ERC assures power stakeholders of fair pricing decisions - Adopts tested pricing methodology
The Energy Regulatory Commission (ERC) assured the electric industry stakeholders that the Commission has strictly observed fairness in rendering its electricity rates decisions.
ERC stressed that its primary regulatory responsibility is to balance the interest of the consumers and the investors in deciding the rates application by electric utilities.
“We are always guided by the just and reasonable standard in electricity ratemaking. The bottom line figures we arrived at in our decisions were a result of thorough and judicious evaluation,” the Commission said.
The Commission also pointed out that it has religiously complied with the legal requirement that all parties to the case must be accorded due process. “There was a time when we had to defer action in one unbundling case because we need to hear the view of one cause oriented group,” the Commission added.

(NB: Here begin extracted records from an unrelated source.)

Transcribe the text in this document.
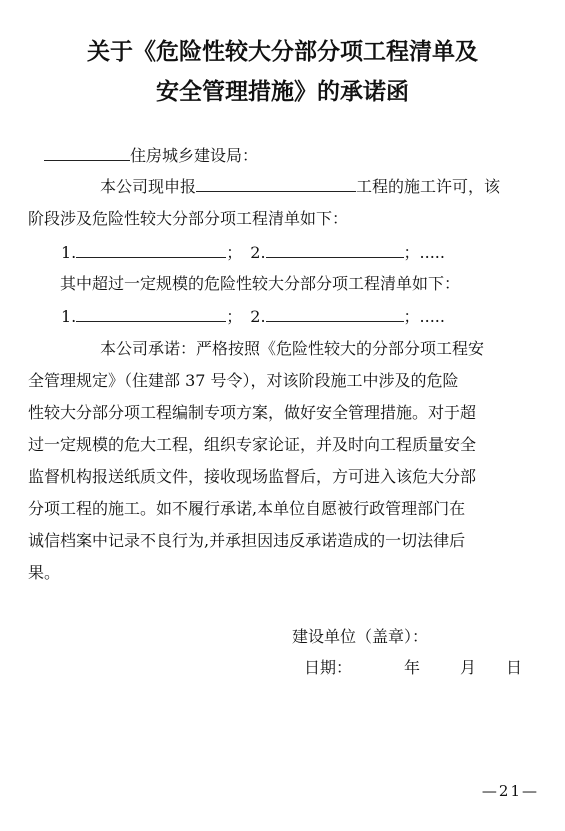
关于《危险性较大分部分项工程清单及
安全管理措施》的承诺函
住房城乡建设局：
本公司现申报	工程的施工许可，该
阶段涉及危险性较大分部分项工程清单如下：
1.	； 2.	；.....
其中超过一定规模的危险性较大分部分项工程清单如下：
1.	； 2.	；.....
本公司承诺：严格按照《危险性较大的分部分项工程安
全管理规定》（住建部 37 号令），对该阶段施工中涉及的危险
性较大分部分项工程编制专项方案，做好安全管理措施。对于超
过一定规模的危大工程，组织专家论证，并及时向工程质量安全
监督机构报送纸质文件，接收现场监督后，方可进入该危大分部
分项工程的施工。如不履行承诺,本单位自愿被行政管理部门在
诚信档案中记录不良行为,并承担因违反承诺造成的一切法律后
果。
建设单位（盖章）：
日期：	年 月 日
—21—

ERC issued this statement in answer to the Foundation for National Development’s (FND) call for ERC to rationalize electricity rates and do away with artificially low prices.
Earlier, FND issued a statement through the newspapers that “it was President Gloria Macapagal Arroyo herself who initiated the policy of keeping artificial prices when she lowered electricity rates on May 1 last year, then borrowed $500 million to make up for the deficit.”
In reply, ERC said that this is a judgment call by President Arroyo in her effort to lessen the impact of increasing Purchased Power Adjustment (PPA) charges on the consumers at that time.
In addition, the Power Act requires ERC to set lifeline rates for marginalized or low-income electricity consumers. Lifeline users are being subsidized by non-lifeline users, which include the residential, commercial and industrial customers.
In its Meralco unbundling decision, ERC adopted a socialized pricing mechanism to mitigate the impact of a rate increase on electricity users consuming 300kWh or below.
Other than those mentioned above, ERC was upfront in stating that its policy is to set the rates to levels that are closer to real economic cost of providing electricity service to utility consumers. In its unbundling decisions, ERC used the calendar year 2000 as the test year, which at that time was the year closest to the effectivity of the Power Act in 2001.
In its recent decisions, ERC adopted the Weighted Average Cost of Capital (WACC) instead of the 12% Rate of Return on Rate Base (RORB). According to the Commission, the maximum ceiling of 12% RORB is no longer reasonable because of the Supreme Court decision that income tax is not allowed as a recoverable item for rate making purposes.
WACC provides a return sufficient to maintain financial integrity of the company, and compensate investors for certain risks that they assumed. The return varies over time to reflect changing economic conditions. ERC applied the principle of conservatism in its decision by adopting the capital stock at cost instead of the market price.
Reacting to Department of Energy’s (DOE) position paper, which was concurred in by the Department of Finance, Department of Budget and Management, and the National Economic and Development Authority, ERC recognized the need to shift from RORB to an alternative ratemaking methodology, such as Performance-Based Ratemaking (PBR).
ERC is now seriously considering the adoption of PBR for the distribution sector. Earlier, the Commission adopted the PBR for setting the transmission wheeling rates.
ERC Chairman Sanchez, in a previous interview, said that the shift to PBR is envisioned to improve utility operations and will benefit consumers in the long run by providing affordable electricity rates and higher quality service.